Bibliografia consigliata per il docente:
Bachtin, M., Dostoevskij. Poetica e stilistica, tr.it. G. Garritano, Einaudi, Torino 1968;
Givone, S., Dostoevskij e la filosofia, Biblioteca di Cultura Moderna Laterza, Bari 1984;
Pareyson., La sofferenza inutile in Dostoevskij, “Giornale di metafisica”, IV, 1, Gennaio- Aprile 1982;
Rozanov, V., La leggenda del Grande Inquisitore, tr.it N. Caprifoglio, Marietti, Genova, 1989.
1 commento:
1) Dostoevskij con Nietzsche porta a compimento la crisi del razionalismo metafisico: entrambi sanciscono il primato dell’esistenza sulla riflessione, (Fedeltà alla terra di Nietzsche, e l’esortazione dell’uomo ridicolo ad affermare la superiorità della vita sul senso di essa), abdicando all’idea di una verità concepita nei limiti della pura ragione. Siete in grado di esplicitare questa affermazione, facendo riferimento ai testi analizzati ed evidenziando anche le differenti impostazioni? Siete d’accordo con questo tipo di impostazione, se si, perché? Nel caso contrario evidenziate i limiti di tale presupposto.
2)In che senso entrambi concorrono all’erosione della morale filistea, smascherando la volontà di potenza insita in tale virtù?
3) Il cristianesimo è la base sulla quale i due autori formulano la diagnosi del nichilismo contemporaneo. Dostoevskij individua come colpevole una visione anticristica del cristianesimo, ricondotta alla figura del Grande Inquisitore; lo stesso Nietzsche, attribuisce la responsabilità al cristianesimo, un certo cristianesimo inteso come platonismo volgare. In che senso il Grande Inquisitore realizza un programma di nichilismo coerente? A che cosa abdica l’uomo in virtù della “felicità” auspicata dall’inquisitore? Che cosa intende Nietzsche per “Platonismo volgare” e per “rivolta degli schiavi nella morale”?

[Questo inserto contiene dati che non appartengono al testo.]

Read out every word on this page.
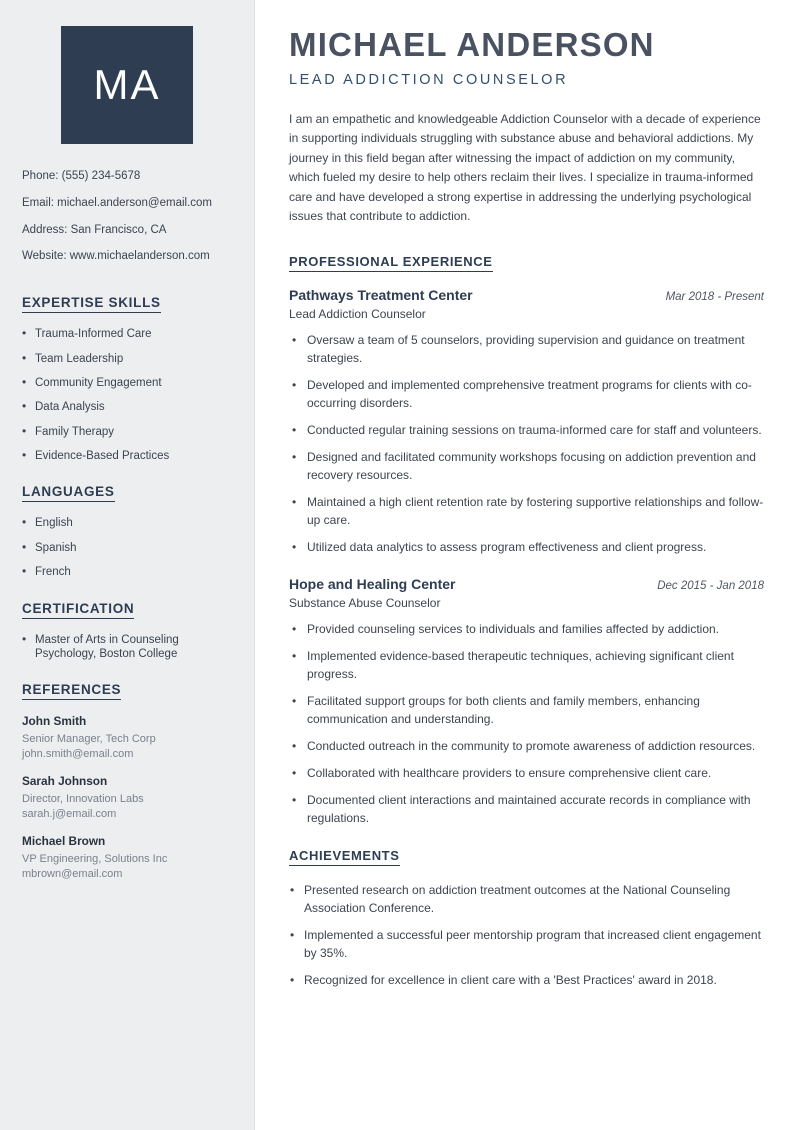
MA
Phone: (555) 234-5678
Email: michael.anderson@email.com
Address: San Francisco, CA
Website: www.michaelanderson.com
EXPERTISE SKILLS
• Trauma-Informed Care
• Team Leadership
• Community Engagement
• Data Analysis
• Family Therapy
• Evidence-Based Practices
LANGUAGES
• English
• Spanish
• French
CERTIFICATION
• Master of Arts in Counseling Psychology, Boston College
REFERENCES
John Smith
Senior Manager, Tech Corp
john.smith@email.com
Sarah Johnson
Director, Innovation Labs
sarah.j@email.com
Michael Brown
VP Engineering, Solutions Inc
mbrown@email.com
MICHAEL ANDERSON
LEAD ADDICTION COUNSELOR

I am an empathetic and knowledgeable Addiction Counselor with a decade of experience in supporting individuals struggling with substance abuse and behavioral addictions. My journey in this field began after witnessing the impact of addiction on my community, which fueled my desire to help others reclaim their lives. I specialize in trauma-informed care and have developed a strong expertise in addressing the underlying psychological issues that contribute to addiction.

PROFESSIONAL EXPERIENCE
Pathways Treatment Center	Mar 2018 - Present
Lead Addiction Counselor
• Oversaw a team of 5 counselors, providing supervision and guidance on treatment strategies.
• Developed and implemented comprehensive treatment programs for clients with co-occurring disorders.
• Conducted regular training sessions on trauma-informed care for staff and volunteers.
• Designed and facilitated community workshops focusing on addiction prevention and recovery resources.
• Maintained a high client retention rate by fostering supportive relationships and follow-up care.
• Utilized data analytics to assess program effectiveness and client progress.
Hope and Healing Center	Dec 2015 - Jan 2018
Substance Abuse Counselor
• Provided counseling services to individuals and families affected by addiction.
• Implemented evidence-based therapeutic techniques, achieving significant client progress.
• Facilitated support groups for both clients and family members, enhancing communication and understanding.
• Conducted outreach in the community to promote awareness of addiction resources.
• Collaborated with healthcare providers to ensure comprehensive client care.
• Documented client interactions and maintained accurate records in compliance with regulations.
ACHIEVEMENTS
• Presented research on addiction treatment outcomes at the National Counseling Association Conference.
• Implemented a successful peer mentorship program that increased client engagement by 35%.
• Recognized for excellence in client care with a 'Best Practices' award in 2018.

4) Nietzsche approda ad una visione tragica dell’esistenza, che prevede l’oltrepassamento del cristianesimo in un’adesione assoluta alla pura volontà di potenza. Dostoevskij, invece, sancisce attraverso la sua opera, lo scacco del superuomo ed il ritorno ad un cristianesimo tragico, temprato nel crogiolo del dubbio, che vede nel Cristo, l’unica risposta alle terribili obiezioni mosse da Ivan.
In che senso lo scrittore russo sancisce il fallimento del superuomo? Quale delle due visioni ritenete sia più convincente e quali limiti individuate?
5) Ritenete che il nichilismo sia un orizzonte oltrepassabile o che al contrario sia una condizione a cui l’uomo non può sottrarsi?
6) Che cos’è per voi nichilismo e come si traduce nei gesti del vivere quotidiano?